"giving kids a platform to create their future"

John Gilmore gnu at toad.com
Thu Jun 11 19:18:23 EDT 2009

> > Personally, I feel it is a mistake for the OLPC project to continue with the
> > concept of the Sugar platform as its exclusive model for an educational
> > computer.  The Sugar applications (activities) could just as well be run
> > from the Ubuntu desktop.  Then students would actually be learning in an
> > environment that can take them into the real-world that grown-ups occupy on
> > computers, when they are ready to go beyond the Sugar applications.
> ...
> Instead of making children do what *we* think is right (I am running
> 34 years behind my daughter), how about giving *them* a platform and
> asking *them* to create what they think will be their future?

Sounds like a great idea.  OLPC hasn't done that.

Kids who have never heard of a "file" or a "file system" are not going
to be able to edit source code.  Source code exists in files which
exist in file systems.  The Sugar interface deliberately obscures the
file system in favor of blog-like chronological ordering of "activities".
No source code control system or interpreter works like that --
including the one the OLPC software is written in, Python.

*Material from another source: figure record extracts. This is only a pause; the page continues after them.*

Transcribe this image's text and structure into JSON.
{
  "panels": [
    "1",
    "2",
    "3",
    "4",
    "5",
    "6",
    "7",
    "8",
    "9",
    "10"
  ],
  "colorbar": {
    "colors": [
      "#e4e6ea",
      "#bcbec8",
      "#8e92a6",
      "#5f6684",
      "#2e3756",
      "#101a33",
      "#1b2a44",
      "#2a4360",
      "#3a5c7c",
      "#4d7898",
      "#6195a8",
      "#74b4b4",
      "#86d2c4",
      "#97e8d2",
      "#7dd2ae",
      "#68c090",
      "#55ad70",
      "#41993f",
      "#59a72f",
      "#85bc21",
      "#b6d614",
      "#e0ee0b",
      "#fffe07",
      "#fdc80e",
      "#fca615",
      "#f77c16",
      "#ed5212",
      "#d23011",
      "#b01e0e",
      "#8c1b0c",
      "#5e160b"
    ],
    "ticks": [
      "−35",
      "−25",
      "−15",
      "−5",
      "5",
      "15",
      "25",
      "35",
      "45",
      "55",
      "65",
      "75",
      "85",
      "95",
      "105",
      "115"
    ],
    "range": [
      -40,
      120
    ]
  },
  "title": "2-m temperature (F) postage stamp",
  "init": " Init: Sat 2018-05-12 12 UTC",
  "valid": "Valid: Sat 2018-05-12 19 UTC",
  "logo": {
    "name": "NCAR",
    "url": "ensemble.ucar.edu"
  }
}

If Sugar taught the kids how to navigate among and examine the
thousands of files already sitting on their laptops -- or merely
enabled the kids to explore it on their own -- then there might be
some case for the Sugar XO being a "platform for kids to create their
own software".  Today that promise remains unfulfilled.


PS:  The kids can hack in little, quirky, restrictive environments
like TurtleArt or eToys, and what they learn there is useful.  But
it certainly doesn't prepare them to hack the Python GUI (or any
other conventional interpreted or compiled program), nor to take
over some or all of the job of evolving the XO operating software.